Re: Corner Stores
Posted by:
Dunning1
(---.dhs.gov)
Date: February 28, 2014 12:38PM
My grandfather owned a small mid block store at 316 S. Loomis, between Jackson and Van Buren, from 1923 until his retirement in 1953. He had originally started as a fruit and vegetable peddler in the area, and the store was a big step up. Over the years he expanded into a delicatessen, sandwich shop, and tap room in addition to the store. After his retirement, he moved next door to us, and for years would not buy a television set. Rather than watch TV, we would sit with Papou and he would regale us with stories of what happened in the old store, the local characters, attempted hold ups, etc. The building was eventually torn down in the 1960's to build Whitney Young High School, and I honestly cannot ever remember seeing the building. I was able, however, to pretty much reconstruct the old store just from my grandfather's stories. A few years ago, going through some papers from my parents after their deaths, I found a picture of the old store, and surprisingly, it was pretty much just as I had imagined it. It's interesting for me to see how much of a community center the old store was, and since it was located in a once nice neighborhood where industry moved in and the remaining houses were converted into rooming houses.
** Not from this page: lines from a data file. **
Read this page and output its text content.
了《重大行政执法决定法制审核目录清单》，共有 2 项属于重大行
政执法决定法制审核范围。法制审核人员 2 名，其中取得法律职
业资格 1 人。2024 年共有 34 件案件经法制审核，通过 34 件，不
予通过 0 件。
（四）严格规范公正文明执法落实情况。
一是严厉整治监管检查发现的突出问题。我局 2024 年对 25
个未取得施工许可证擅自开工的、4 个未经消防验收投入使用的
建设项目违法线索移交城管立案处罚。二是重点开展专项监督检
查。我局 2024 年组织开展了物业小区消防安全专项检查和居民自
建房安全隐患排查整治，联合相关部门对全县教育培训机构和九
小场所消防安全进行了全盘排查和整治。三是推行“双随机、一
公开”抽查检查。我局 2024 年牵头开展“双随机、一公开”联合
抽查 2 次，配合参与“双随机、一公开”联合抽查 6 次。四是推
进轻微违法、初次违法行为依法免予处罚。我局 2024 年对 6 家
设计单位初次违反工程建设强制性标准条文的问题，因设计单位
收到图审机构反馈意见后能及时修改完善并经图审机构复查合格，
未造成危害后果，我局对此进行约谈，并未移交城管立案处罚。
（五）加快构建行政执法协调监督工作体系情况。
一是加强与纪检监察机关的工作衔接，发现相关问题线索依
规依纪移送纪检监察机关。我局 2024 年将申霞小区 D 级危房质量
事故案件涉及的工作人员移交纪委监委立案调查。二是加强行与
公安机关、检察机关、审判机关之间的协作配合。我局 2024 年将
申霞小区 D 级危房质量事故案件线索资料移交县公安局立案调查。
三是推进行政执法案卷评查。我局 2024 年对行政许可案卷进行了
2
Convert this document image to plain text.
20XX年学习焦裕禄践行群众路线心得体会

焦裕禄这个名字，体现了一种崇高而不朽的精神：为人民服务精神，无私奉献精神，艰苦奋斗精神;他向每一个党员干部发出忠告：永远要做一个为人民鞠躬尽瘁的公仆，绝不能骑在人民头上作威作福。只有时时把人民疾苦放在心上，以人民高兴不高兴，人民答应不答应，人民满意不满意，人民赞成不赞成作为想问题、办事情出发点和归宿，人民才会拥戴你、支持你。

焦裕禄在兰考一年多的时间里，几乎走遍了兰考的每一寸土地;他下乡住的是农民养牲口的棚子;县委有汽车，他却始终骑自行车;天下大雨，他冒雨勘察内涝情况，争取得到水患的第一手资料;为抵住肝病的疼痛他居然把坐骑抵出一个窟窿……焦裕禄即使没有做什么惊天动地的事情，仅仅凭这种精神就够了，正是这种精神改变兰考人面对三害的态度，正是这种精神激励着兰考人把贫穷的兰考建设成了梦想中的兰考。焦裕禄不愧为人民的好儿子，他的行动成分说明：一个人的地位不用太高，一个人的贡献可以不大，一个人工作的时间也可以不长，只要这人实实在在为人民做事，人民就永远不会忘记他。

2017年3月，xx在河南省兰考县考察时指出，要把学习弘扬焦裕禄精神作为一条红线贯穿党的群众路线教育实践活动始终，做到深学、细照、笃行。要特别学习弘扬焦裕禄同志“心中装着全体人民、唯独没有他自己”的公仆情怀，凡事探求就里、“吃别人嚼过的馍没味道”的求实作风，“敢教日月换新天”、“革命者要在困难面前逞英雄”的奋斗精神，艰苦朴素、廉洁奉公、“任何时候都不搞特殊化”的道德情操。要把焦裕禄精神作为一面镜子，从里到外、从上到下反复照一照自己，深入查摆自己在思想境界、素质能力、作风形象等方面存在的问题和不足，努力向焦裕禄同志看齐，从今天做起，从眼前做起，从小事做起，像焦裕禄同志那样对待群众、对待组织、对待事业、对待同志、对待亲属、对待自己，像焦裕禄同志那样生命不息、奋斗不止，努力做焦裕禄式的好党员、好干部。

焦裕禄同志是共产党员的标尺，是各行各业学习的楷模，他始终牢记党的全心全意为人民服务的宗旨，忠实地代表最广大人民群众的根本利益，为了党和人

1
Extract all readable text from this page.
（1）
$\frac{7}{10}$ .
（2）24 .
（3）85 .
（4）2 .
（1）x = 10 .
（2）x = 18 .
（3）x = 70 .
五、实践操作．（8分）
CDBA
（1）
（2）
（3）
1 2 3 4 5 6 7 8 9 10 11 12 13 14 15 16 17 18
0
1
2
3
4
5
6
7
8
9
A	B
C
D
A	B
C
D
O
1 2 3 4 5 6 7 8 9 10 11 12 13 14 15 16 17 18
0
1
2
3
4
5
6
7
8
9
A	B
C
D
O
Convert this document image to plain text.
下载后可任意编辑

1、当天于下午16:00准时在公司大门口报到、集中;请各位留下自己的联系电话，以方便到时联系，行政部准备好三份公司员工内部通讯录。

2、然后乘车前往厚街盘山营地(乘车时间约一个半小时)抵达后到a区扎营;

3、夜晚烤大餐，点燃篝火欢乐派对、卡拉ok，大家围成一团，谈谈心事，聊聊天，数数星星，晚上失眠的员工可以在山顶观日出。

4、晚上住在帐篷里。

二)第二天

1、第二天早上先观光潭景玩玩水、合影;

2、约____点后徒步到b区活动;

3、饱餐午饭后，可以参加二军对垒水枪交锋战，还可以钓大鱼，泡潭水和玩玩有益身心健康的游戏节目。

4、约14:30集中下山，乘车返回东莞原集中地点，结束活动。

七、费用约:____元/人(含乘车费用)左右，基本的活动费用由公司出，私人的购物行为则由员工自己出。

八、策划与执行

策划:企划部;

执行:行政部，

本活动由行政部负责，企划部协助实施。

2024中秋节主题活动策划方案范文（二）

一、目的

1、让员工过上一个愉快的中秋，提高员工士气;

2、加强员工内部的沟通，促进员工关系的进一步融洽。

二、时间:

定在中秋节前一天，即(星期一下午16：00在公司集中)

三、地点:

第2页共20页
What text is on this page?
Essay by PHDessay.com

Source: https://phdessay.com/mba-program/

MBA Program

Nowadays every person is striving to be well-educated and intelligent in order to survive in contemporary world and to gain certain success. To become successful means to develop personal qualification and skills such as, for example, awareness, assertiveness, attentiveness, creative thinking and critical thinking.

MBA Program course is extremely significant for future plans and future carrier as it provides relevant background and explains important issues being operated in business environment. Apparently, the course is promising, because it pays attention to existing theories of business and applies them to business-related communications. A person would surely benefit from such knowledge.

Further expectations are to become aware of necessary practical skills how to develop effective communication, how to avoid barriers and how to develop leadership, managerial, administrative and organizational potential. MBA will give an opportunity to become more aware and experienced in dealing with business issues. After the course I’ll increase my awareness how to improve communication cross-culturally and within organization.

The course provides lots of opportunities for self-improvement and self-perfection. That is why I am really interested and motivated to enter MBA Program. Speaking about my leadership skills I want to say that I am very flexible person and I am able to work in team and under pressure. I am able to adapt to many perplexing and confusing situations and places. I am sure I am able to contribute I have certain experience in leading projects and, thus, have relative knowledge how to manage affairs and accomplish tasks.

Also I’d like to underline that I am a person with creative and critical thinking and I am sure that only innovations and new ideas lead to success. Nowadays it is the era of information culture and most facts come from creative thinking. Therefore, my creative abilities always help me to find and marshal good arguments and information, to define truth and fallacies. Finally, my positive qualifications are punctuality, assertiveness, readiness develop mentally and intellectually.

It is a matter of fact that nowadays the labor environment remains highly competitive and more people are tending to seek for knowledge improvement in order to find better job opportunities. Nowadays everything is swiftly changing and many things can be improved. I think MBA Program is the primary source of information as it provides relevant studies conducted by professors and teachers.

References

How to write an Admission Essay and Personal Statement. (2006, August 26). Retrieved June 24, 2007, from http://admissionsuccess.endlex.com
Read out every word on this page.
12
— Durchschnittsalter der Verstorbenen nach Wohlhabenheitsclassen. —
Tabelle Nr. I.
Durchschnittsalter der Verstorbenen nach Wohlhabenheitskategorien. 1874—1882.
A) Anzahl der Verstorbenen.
I still remember the story of the local shoplifter who stole a box of Creamettes macaroni, and came back later asking my grandmother how to cook them, and of the toolmaker who worked for V. Mueller surgical instruments, and would go on booze benders, and how they had to take him in the back room and throw him in a tub and scrub him. He left some tools with my grandfather as security for a loan back in the 1940's and disappeared, never to be found again.